As summer temperatures cool in the United States, fewer mosquitoes whir around our tiki torches. But mosquitoes swarming around nearly 40 percent of the world’s population will continue to spread a deadly parasitic disease — malaria.
Now an interdisciplinary team led by researchers from Rensselaer Polytechnic Institute has found a key link that causes malarial infection in both humans and mosquitoes.
If this link in the chain of infection can be broken at its source — the mosquito — then the spread of malaria could be stopped without any man, woman, or child needing to a take a drug.
The team found that humans and the mosquitoes that carry the malaria parasite share the same complex carbohydrate, heparan sulfate. In both humans and mosquitoes, heparan sulfate is a receptor for the malaria parasite, binding to the parasite and giving it quick and easy transport through the body. The team was led by Robert J. Linhardt, the Ann and John H. Broadbent Jr. ’59 Senior Constellation Professor of Biocatalysis and Metabolic Engineering at Rensselaer.
“The discovery allows us to think differently about preventing the disease,” Linhardt said. “If we can stop heparan sulfate from binding to the parasite in mosquitoes, we will not just be treating the disease, we will be stopping its spread completely.”
Malaria parasites are extremely finicky about their hosts, Linhardt explained. Birds, rodents, humans, and primates all can be infected with malaria, but each species is infected by a different species of mosquito — and each of those mosquitoes is infected by a different malaria parasite. In other words, there needs to be a perfect match at the molecular basis for malaria to spread from one species to another, Linhardt said. Researchers have long understood this deadly partnership, but the molecular basis for the match had never been determined.
“The discovery marks a paradigm shift in stopping malaria,” Linhardt said “Now, we can work to develop an environmentally safe, inexpensive way to block infection in mosquitoes and not have to worry about drug side effects in humans.”
Malaria kills over one million people around the world, mostly young children. And the problem is growing, Linhardt noted. As the Earth heats up due to global warming, outbreaks of malaria are being reported higher up the coast of South America and Mexico each year, he said.
“Unfortunately, there is little direct funding on malaria in this country outside of the Bill and Melinda Gates Foundation, because it is not considered a major threat in this country,” Linhardt noted. “We do our research on a shoestring. Malaria research funding needs to move higher up on the scientific priority list.”
Linhardt and his collaborators were the first to discover the link between the spread of malaria in humans and heparan sulfate in 2003. Those findings were also published in the Journal of Biological Chemistry. In this earlier study, Linhardt compared the receptors in the liver of humans to those of rodents. The liver is the first organ to be infected by the malaria parasite in mammals. The researchers found that heparan sulfate in the human liver was the unwitting transporter of the disease to the human bloodstream.

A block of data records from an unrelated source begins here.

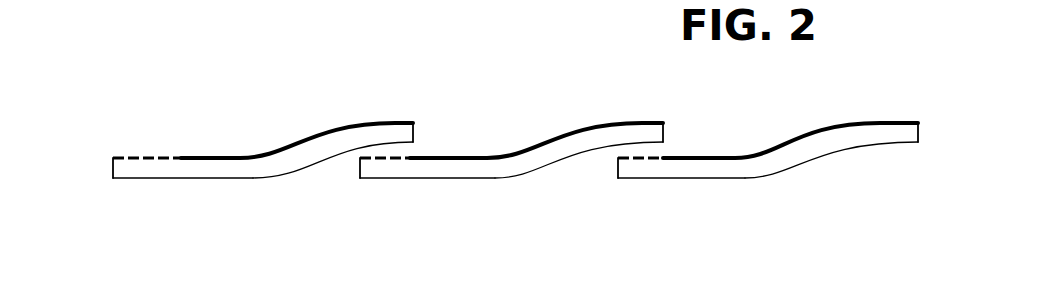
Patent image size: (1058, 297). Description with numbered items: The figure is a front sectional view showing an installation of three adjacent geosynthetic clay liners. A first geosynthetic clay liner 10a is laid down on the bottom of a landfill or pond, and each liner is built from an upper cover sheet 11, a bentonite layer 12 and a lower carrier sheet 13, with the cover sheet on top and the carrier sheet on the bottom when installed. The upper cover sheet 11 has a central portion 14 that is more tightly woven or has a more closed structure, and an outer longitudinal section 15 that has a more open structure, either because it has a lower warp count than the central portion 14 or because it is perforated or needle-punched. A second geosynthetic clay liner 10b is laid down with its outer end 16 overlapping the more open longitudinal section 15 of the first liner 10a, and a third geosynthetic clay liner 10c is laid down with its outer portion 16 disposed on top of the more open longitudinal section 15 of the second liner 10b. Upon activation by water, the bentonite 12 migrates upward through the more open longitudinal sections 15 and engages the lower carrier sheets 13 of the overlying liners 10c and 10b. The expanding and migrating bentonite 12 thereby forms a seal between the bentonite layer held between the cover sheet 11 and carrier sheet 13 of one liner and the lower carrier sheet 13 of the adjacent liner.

The first geosynthetic clay liner 10a is at (820, 112).
The second geosynthetic clay liner 10b is at (538, 126).
The third geosynthetic clay liner 10c is at (214, 132).
The upper cover sheet 11 is at (176, 150).
The bentonite layer 12 is at (160, 170).
The lower carrier sheet 13 is at (221, 189).
The central portion 14 is at (290, 143).
The outer longitudinal section 15 is at (132, 158).
The outer end 16 is at (397, 141).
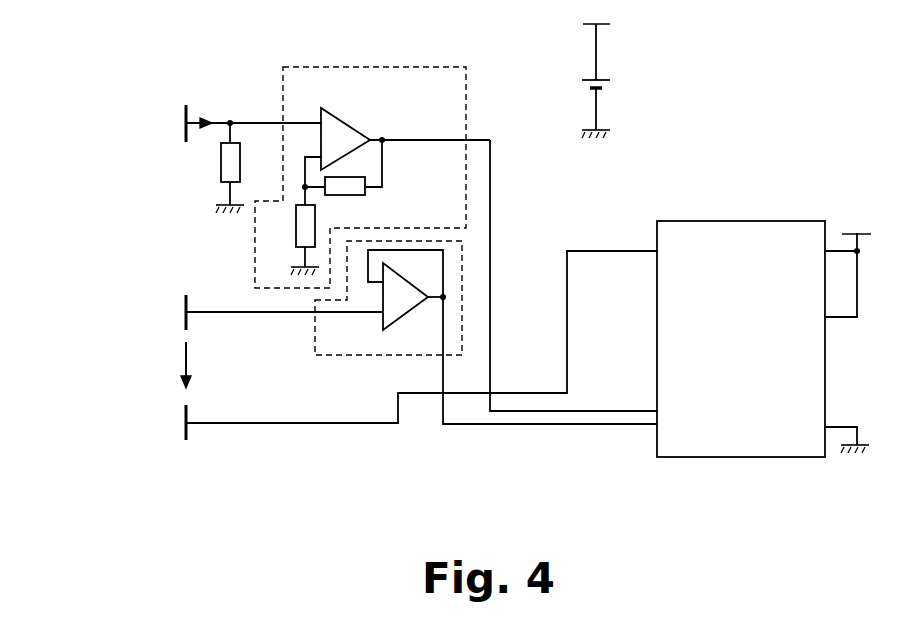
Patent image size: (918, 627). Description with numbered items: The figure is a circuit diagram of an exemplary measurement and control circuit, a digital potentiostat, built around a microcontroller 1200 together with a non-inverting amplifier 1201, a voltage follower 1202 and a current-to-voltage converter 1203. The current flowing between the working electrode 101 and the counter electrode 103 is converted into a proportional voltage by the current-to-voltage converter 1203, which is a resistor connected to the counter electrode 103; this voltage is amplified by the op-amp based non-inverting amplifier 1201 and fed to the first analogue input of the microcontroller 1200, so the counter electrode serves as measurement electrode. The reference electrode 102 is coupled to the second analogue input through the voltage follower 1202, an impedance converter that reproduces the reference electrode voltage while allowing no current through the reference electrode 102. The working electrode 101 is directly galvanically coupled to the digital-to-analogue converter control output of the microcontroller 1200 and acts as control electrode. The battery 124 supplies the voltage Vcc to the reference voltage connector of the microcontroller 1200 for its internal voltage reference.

The working electrode 101 is at (170, 433).
The reference electrode 102 is at (175, 300).
The counter electrode 103 is at (180, 108).
The battery 124 is at (620, 78).
The microcontroller 1200 is at (753, 438).
The non-inverting amplifier 1201 is at (347, 87).
The voltage follower 1202 is at (382, 355).
The current-to-voltage converter 1203 is at (217, 165).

The receptor found in rodents was a different heparan sulfate.
The next step for Linhardt, outlined in the current research, was to determine if heparan sulfate was also present in the species of mosquito known to spread malaria to humans, Anopheles stephensi. To make this key link, Linhardt and his current research team, which includes Rensselaer doctoral students Melissa Kemp and Jin Xie, enlisted the help of New York University physician and entomologist Photini Sinnis. Sinnis and her team at NYU provided their entomological expertise and the ill-fated mosquitoes needed for the experiments.
After finding heparan sulfate in mashed mosquitoes, the researchers needed to determine if heparan sulfate was in the mosquito organs known to host the malaria parasite. If so, it was likely that heparan sulfate was the reason malaria spreads from mosquito to human and human to mosquito.
In mosquitoes, the malaria parasite infects the digestive tract. A mosquito bites a human who carries the malaria parasite in his or her bloodstream. The parasites move into the bug’s gut and then to their salivary glands, allowing the mosquito to infect another human during its next blood meal. To isolate a two-microgram salivary gland and the four-microgram digestive tract from each mosquito required the extreme skill of Sinnis and her team, which included Alida Coppi. Once isolated, the guts and glands were analyzed by internationally renowned microanalysts Toshihiko Toida, Hidenao Toyoda, and Akiko Kinoshita-Toyoda at Chiba University in Japan. Heparan sulfate was found in both mosquito organs.
As a final step, the Rensselaer team proved that the heparan sulfate in the mosquito bound to the same malaria parasite that heparan sulfate found in the human liver did. It was an unfortunate perfect match.
The details of this research are to be published in the Aug. 31 edition of the Journal of Biological Chemistry.